Prof. Bayer and his research colleagues discovered and isolated the cellulosome for the first time in 1983, when they studied a bacterium found in nature that breaks down cellulose from plant material. The research, which continued for years, showed that the cellulosome is unlike any other system in nature, and is characteristic of a wide variety of bacteria, the common denominator of which is the ability to break down cellulose. The uniqueness of the cellulosome is in the form of the organization of dozens of cellulosic enzymes into a huge coupling, in a way reminiscent of the Lego blocks of our childhood. At the heart of the Lego-like structure is a string-like protein, to which many cellulolytic enzymes bind in a precise and orderly manner. The enzymes, which are attached to the string in a spatially orderly manner, are responsible for breaking down the cellulose fibers - which cannot be digested - into high-energy soluble sugars. The decomposition products benefit the cellulosic bacteria, other parasitic bacteria, which are not cellulosic, and also herbivores, in whose stomachs cellulosic bacteria reside.
"The new discovery concerning cellulose in humans actually began with research concerning cows," says Prof. Bayer. As part of a collaboration with Prof. Harry Flint from the University of Aberdeen, UK, he studies cellulosomes located on the walls of bacteria residing in the rump of cows. These bacteria are the main and most important factor in digesting food such as straw and plant remains: they break down the cellulose, which consists of a chain of sugars that are difficult to structure and dissolve, into available and energy-rich soluble sugars. The research of the group from Aberdeen showed that the cellulosomes of the gut bacteria are built in a basic pattern, similar to the cellulosome of arthrocellular bacteria in nature.
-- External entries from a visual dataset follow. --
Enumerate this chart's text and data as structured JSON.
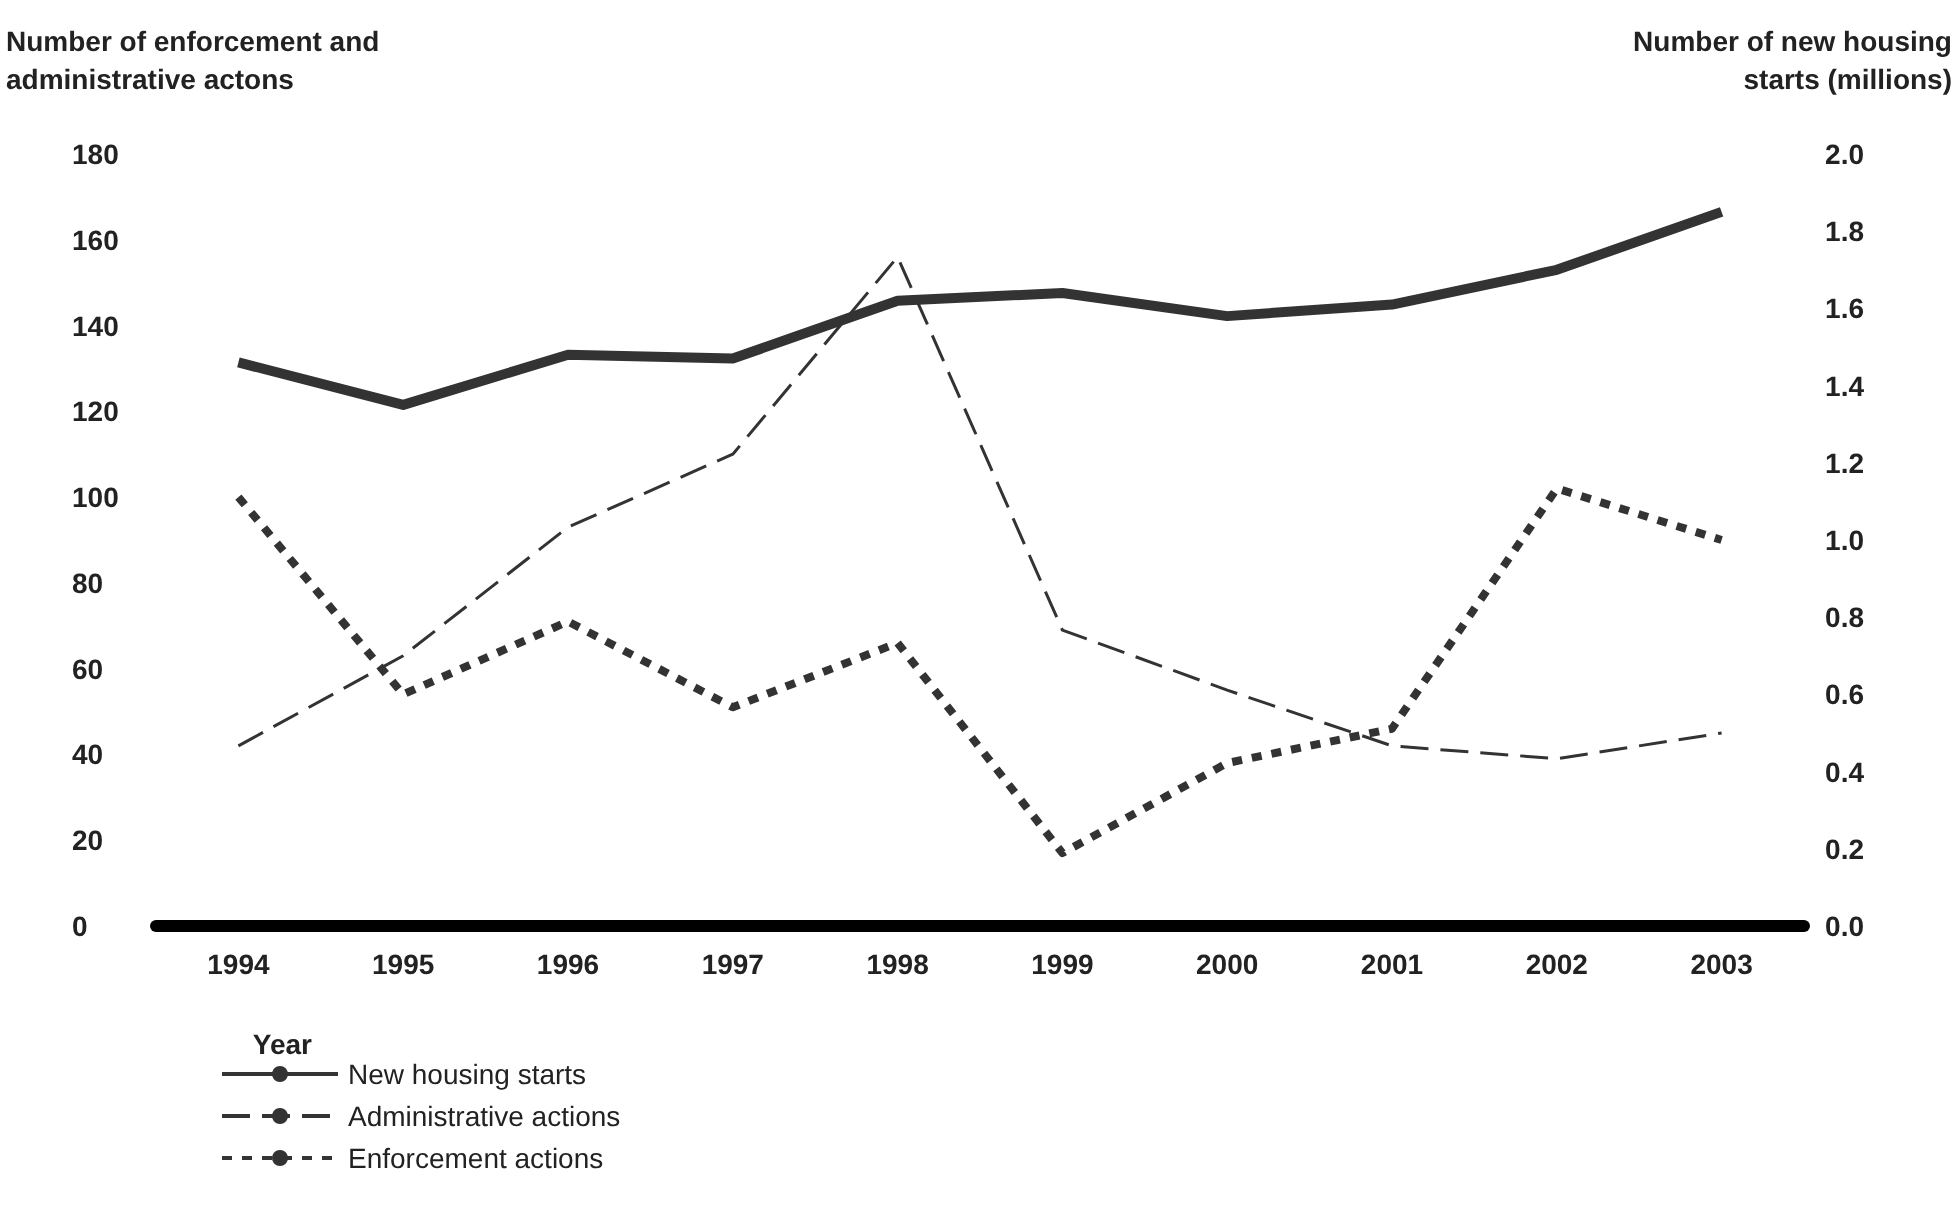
{
  "chart_data": {
    "type": "line",
    "xlabel": "Year",
    "ylabel": "Number of enforcement and administrative actons",
    "y2label": "Number of new housing starts (millions)",
    "categories": [
      "1994",
      "1995",
      "1996",
      "1997",
      "1998",
      "1999",
      "2000",
      "2001",
      "2002",
      "2003"
    ],
    "series": [
      {
        "name": "New housing starts",
        "color": "#333333",
        "axis": "y2",
        "line_style": "solid",
        "values": [
          1.46,
          1.35,
          1.48,
          1.47,
          1.62,
          1.64,
          1.58,
          1.61,
          1.7,
          1.85
        ]
      },
      {
        "name": "Administrative actions",
        "color": "#333333",
        "line_style": "dashed",
        "values": [
          42,
          63,
          93,
          110,
          156,
          69,
          55,
          42,
          39,
          45
        ]
      },
      {
        "name": "Enforcement actions",
        "color": "#333333",
        "line_style": "dotted",
        "values": [
          100,
          54,
          71,
          51,
          66,
          17,
          38,
          46,
          102,
          90
        ]
      }
    ],
    "ylim": [
      0,
      180
    ],
    "yticks": [
      0,
      20,
      40,
      60,
      80,
      100,
      120,
      140,
      160,
      180
    ],
    "y2lim": [
      0,
      2.0
    ],
    "y2ticks": [
      {
        "value": 0,
        "label": "0.0"
      },
      {
        "value": 0.2,
        "label": "0.2"
      },
      {
        "value": 0.4,
        "label": "0.4"
      },
      {
        "value": 0.6,
        "label": "0.6"
      },
      {
        "value": 0.8,
        "label": "0.8"
      },
      {
        "value": 1.0,
        "label": "1.0"
      },
      {
        "value": 1.2,
        "label": "1.2"
      },
      {
        "value": 1.4,
        "label": "1.4"
      },
      {
        "value": 1.6,
        "label": "1.6"
      },
      {
        "value": 1.8,
        "label": "1.8"
      },
      {
        "value": 2.0,
        "label": "2.0"
      }
    ],
    "grid": false,
    "legend": "bottom left",
    "marker": "none"
  }
}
Later, Prof. Bayer and his research colleagues were able to find cellulosomes in bacteria that live in the small intestine of the human body. A large multinational team of scientists - including Prof. Bayer, Dr. Sarah Morais, post-doctoral researcher Dr. Barkat Desa, and research student Yonit Ben David from the Institute, in collaboration with Prof. Flint and Prof. Lamed; Dr. Ilya Borobok from Tel Aviv University; Dr. Nicole Kuroftkin and Prof. Eric Mertens from the University of Michigan Medical School, and Dr. Ennick Bernalier-Dondier from INRA, France - worked on sequencing the genome of the small intestine bacteria. At the beginning of the study, the results were not unequivocal. In the genome of that bacterium, several genes characteristic of cellulosomal components were found, but the number of genes was too low to assemble a perfect cellulosome, which is a "cellulose-eating machine". On the other hand, a deeper examination revealed that some segments of the genome were not decoded correctly. This is how the scientists discovered that these bacteria, which are found in the human intestine, indeed carry cellulosomes. In a parallel study, Prof. Bayer and his research partners discovered another cellulose-carrying bacterium found in the human microbiome, but instead of cellulose, this bacterium breaks down starch molecules.
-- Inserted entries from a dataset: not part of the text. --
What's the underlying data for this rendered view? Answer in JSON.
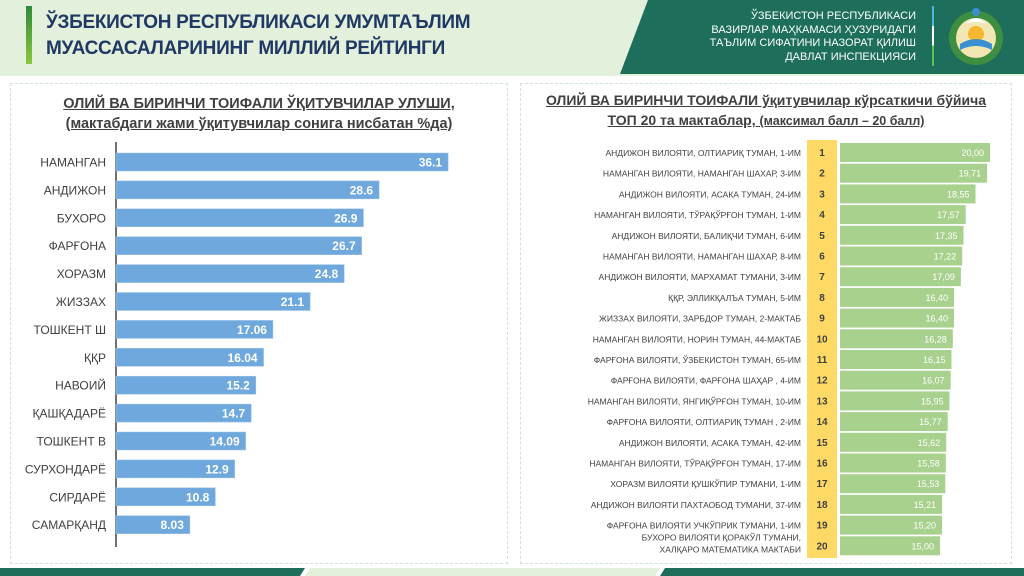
{
  "header": {
    "title_line1": "ЎЗБЕКИСТОН РЕСПУБЛИКАСИ УМУМТАЪЛИМ",
    "title_line2": "МУАССАСАЛАРИНИНГ МИЛЛИЙ РЕЙТИНГИ",
    "org_lines": [
      "ЎЗБЕКИСТОН РЕСПУБЛИКАСИ",
      "ВАЗИРЛАР МАҲКАМАСИ ҲУЗУРИДАГИ",
      "ТАЪЛИМ СИФАТИНИ НАЗОРАТ ҚИЛИШ",
      "ДАВЛАТ ИНСПЕКЦИЯСИ"
    ],
    "emblem_icon": "uzbekistan-state-emblem",
    "colors": {
      "band": "#1d6e5b",
      "background": "#e3f0db",
      "title": "#1f3864"
    }
  },
  "chart_data": [
    {
      "type": "bar",
      "orientation": "horizontal",
      "title": "ОЛИЙ ВА БИРИНЧИ ТОИФАЛИ ЎҚИТУВЧИЛАР УЛУШИ,",
      "subtitle": "(мактабдаги жами ўқитувчилар сонига нисбатан %да)",
      "categories": [
        "НАМАНГАН",
        "АНДИЖОН",
        "БУХОРО",
        "ФАРҒОНА",
        "ХОРАЗМ",
        "ЖИЗЗАХ",
        "ТОШКЕНТ Ш",
        "ҚҚР",
        "НАВОИЙ",
        "ҚАШҚАДАРЁ",
        "ТОШКЕНТ В",
        "СУРХОНДАРЁ",
        "СИРДАРЁ",
        "САМАРҚАНД"
      ],
      "values": [
        36.1,
        28.6,
        26.9,
        26.7,
        24.8,
        21.1,
        17.06,
        16.04,
        15.2,
        14.7,
        14.09,
        12.9,
        10.8,
        8.03
      ],
      "value_labels": [
        "36.1",
        "28.6",
        "26.9",
        "26.7",
        "24.8",
        "21.1",
        "17.06",
        "16.04",
        "15.2",
        "14.7",
        "14.09",
        "12.9",
        "10.8",
        "8.03"
      ],
      "xlim": [
        0,
        40
      ],
      "grid": false,
      "color": "#6fa8dc"
    },
    {
      "type": "bar",
      "orientation": "horizontal",
      "title": "ОЛИЙ ВА БИРИНЧИ ТОИФАЛИ ўқитувчилар кўрсаткичи бўйича",
      "subtitle": "ТОП 20 та мактаблар,",
      "subtitle_note": "(максимал балл – 20 балл)",
      "ranks": [
        "1",
        "2",
        "3",
        "4",
        "5",
        "6",
        "7",
        "8",
        "9",
        "10",
        "11",
        "12",
        "13",
        "14",
        "15",
        "16",
        "17",
        "18",
        "19",
        "20"
      ],
      "categories": [
        "АНДИЖОН ВИЛОЯТИ, ОЛТИАРИҚ ТУМАН, 1-ИМ",
        "НАМАНГАН ВИЛОЯТИ, НАМАНГАН ШАХАР, 3-ИМ",
        "АНДИЖОН ВИЛОЯТИ, АСАКА ТУМАН, 24-ИМ",
        "НАМАНГАН ВИЛОЯТИ, ТЎРАҚЎРҒОН ТУМАН, 1-ИМ",
        "АНДИЖОН ВИЛОЯТИ, БАЛИҚЧИ ТУМАН, 6-ИМ",
        "НАМАНГАН ВИЛОЯТИ, НАМАНГАН ШАХАР, 8-ИМ",
        "АНДИЖОН ВИЛОЯТИ, МАРХАМАТ ТУМАНИ, 3-ИМ",
        "ҚҚР, ЭЛЛИКҚАЛЪА ТУМАН, 5-ИМ",
        "ЖИЗЗАХ ВИЛОЯТИ, ЗАРБДОР ТУМАН, 2-МАКТАБ",
        "НАМАНГАН ВИЛОЯТИ, НОРИН ТУМАН, 44-МАКТАБ",
        "ФАРҒОНА ВИЛОЯТИ, ЎЗБЕКИСТОН ТУМАН, 65-ИМ",
        "ФАРҒОНА ВИЛОЯТИ, ФАРҒОНА ШАҲАР , 4-ИМ",
        "НАМАНГАН ВИЛОЯТИ, ЯНГИҚЎРҒОН ТУМАН, 10-ИМ",
        "ФАРҒОНА ВИЛОЯТИ, ОЛТИАРИҚ ТУМАН , 2-ИМ",
        "АНДИЖОН ВИЛОЯТИ, АСАКА ТУМАН, 42-ИМ",
        "НАМАНГАН ВИЛОЯТИ, ТЎРАҚЎРҒОН ТУМАН, 17-ИМ",
        "ХОРАЗМ ВИЛОЯТИ ҚУШКЎПИР ТУМАНИ, 1-ИМ",
        "АНДИЖОН ВИЛОЯТИ ПАХТАОБОД ТУМАНИ, 37-ИМ",
        "ФАРҒОНА ВИЛОЯТИ УЧКЎПРИК ТУМАНИ, 1-ИМ",
        "БУХОРО ВИЛОЯТИ ҚОРАКЎЛ ТУМАНИ, ХАЛҚАРО МАТЕМАТИКА МАКТАБИ"
      ],
      "values": [
        20.0,
        19.71,
        18.55,
        17.57,
        17.35,
        17.22,
        17.09,
        16.4,
        16.4,
        16.28,
        16.15,
        16.07,
        15.95,
        15.77,
        15.62,
        15.58,
        15.53,
        15.21,
        15.2,
        15.0
      ],
      "value_labels": [
        "20,00",
        "19,71",
        "18,55",
        "17,57",
        "17,35",
        "17,22",
        "17,09",
        "16,40",
        "16,40",
        "16,28",
        "16,15",
        "16,07",
        "15,95",
        "15,77",
        "15,62",
        "15,58",
        "15,53",
        "15,21",
        "15,20",
        "15,00"
      ],
      "xlim": [
        5,
        20
      ],
      "grid": false,
      "color": "#a9d18e",
      "rank_color": "#ffd966"
    }
  ]
}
These cellulosomes, like the bacteria that carry them, are very close to their counterparts in the cow's stomach. Prof. Bayer believes that the reason for the existence of similar bacteria in such different digestive systems is not the need to break down cellulose for nutritional purposes. In his opinion, these cellulosomes have a protective role - that is, preventing damage to the soft tissue of our digestive system, which can be caused by microscopic cellulose fibers common in plant foods. In addition, it seems that, like other intestinal bacteria, they also affect the metabolism in a person in a way that is not completely understood, and thus they may affect the tendency to obesity, a cluster of metabolic disorders, and the chance of getting diabetes.